The reason is sensitivity — the share of genuinely affected patients the model catches. It was 31 percent for thoracic nodes against the radiologist's 84, 14 percent for abdominal nodes against 57, and 4 percent for distant (M) disease against 33. With 35 of 120 patients carrying abdominal nodal metastases and only 27 carrying M1 disease, the dataset is heavily weighted toward negatives, and a model that mostly says 'no spread' will look accurate while detecting almost nothing. The 73 percent is class imbalance doing the work, not discrimination.
“The high accuracy is class imbalance doing the work, not discrimination — which is exactly why a single accuracy figure should never close the argument.”
This is the number that matters because of what staging decides. In oesophageal cancer it separates neoadjuvant chemoradiotherapy from primary resection. Miss nodal or distant spread and a patient may be sent into an oesophagectomy — among the most invasive operations in oncology — that cannot cure them, or be denied the chemoradiotherapy that would have changed their prognosis. A tool that misses six of every seven patients with abdominal metastases is not a marginal aid for this decision; it is the wrong instrument, whatever the headline accuracy says.

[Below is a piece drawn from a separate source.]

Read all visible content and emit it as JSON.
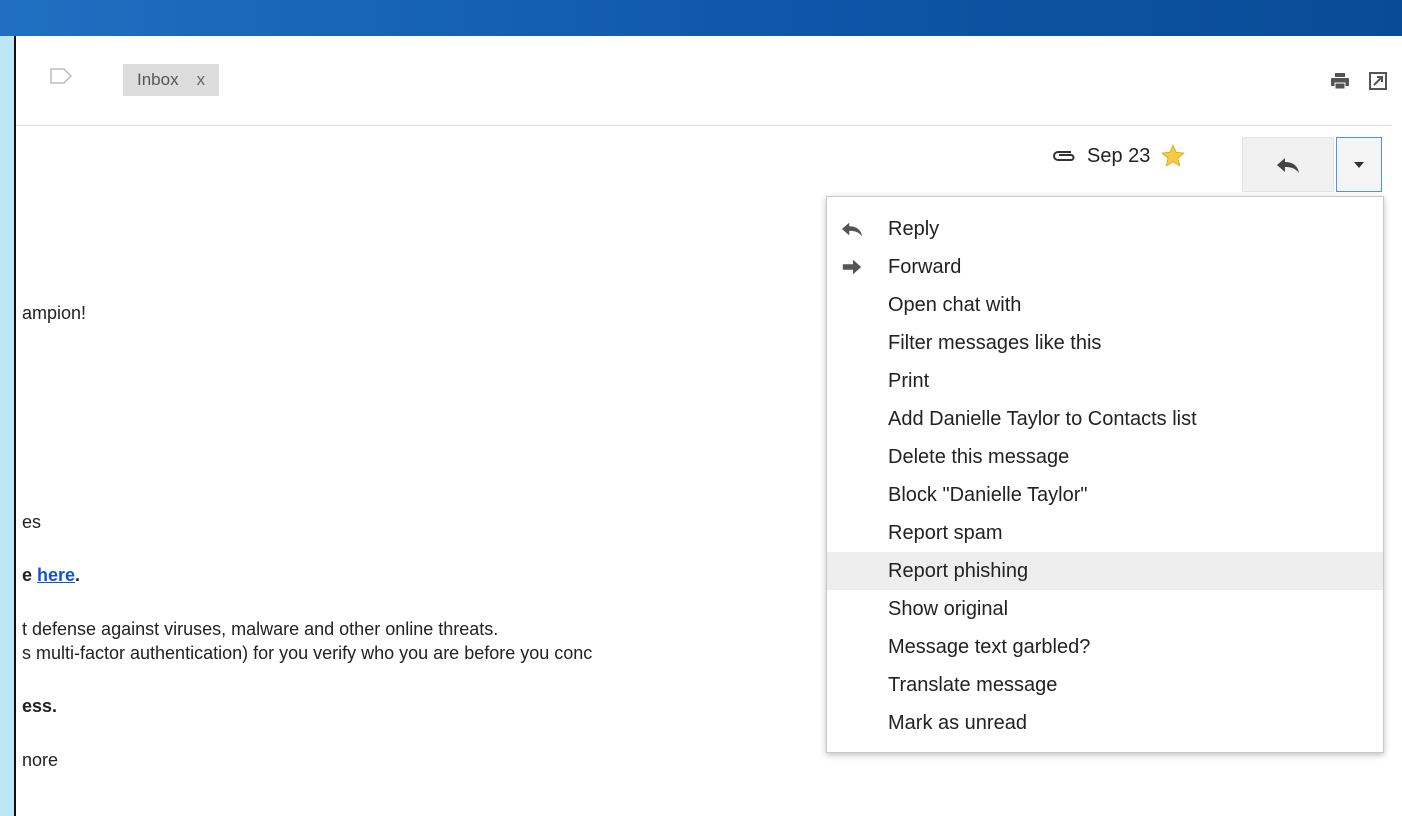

Two limitations keep the appraisal fair to the design. The model saw one MIP image — a flat projection, not the volumetric slices a radiologist actually reads — with no SUVmax or any quantitative metabolic value, so this measures a deliberately stripped-down version of the task rather than PET reading as practised. And in a small post-hoc subanalysis the output proved unstable: in one case GPT-5 had correctly flagged a thoracic node, then called the same case negative once the prompt was nudged toward asking for its reasoning; in another it reached the right N-stage while hallucinating an abdominal node in its rationale. Two cases are not a reliability statistic, but they point to a stochastic property of these systems that better prompting does not fully remove.
The reading that matters
The pressure behind the study is familiar to European systems too — rising imaging volumes against a shrinking pool of radiologists — and it is exactly that pressure that makes a 73-percent figure tempting to read as 'nearly there'. This paper is a clean demonstration of why that reading fails, and the lesson travels well past PET and past GPT-5: for any screening-like task on imbalanced data, ask for sensitivity and a balanced metric before you let an accuracy number into the room. The authors put the verdict where it belongs — current general-purpose models do not reach physician-level accuracy and their sensitivity for nodal and distant metastases is insufficient for clinical use. Read that as a list of what would have to change — volumetric input, quantitative parameters, multi-centre validation, some way to verify where the model is looking — not as a prediction that it never will.
Source: Maruyama H, Toyama Y, Araki Y, et al. Evaluation of GPT-5 for Esophageal Cancer Staging Using FDG-PET Maximum-Intensity Projection Images: Comparative Pilot Study. JMIR Cancer 2026;12:e86630. A single-centre retrospective pilot on 120 cases from one institution — informative about a constrained task, not generalisable, and not designed to measure any patient outcome.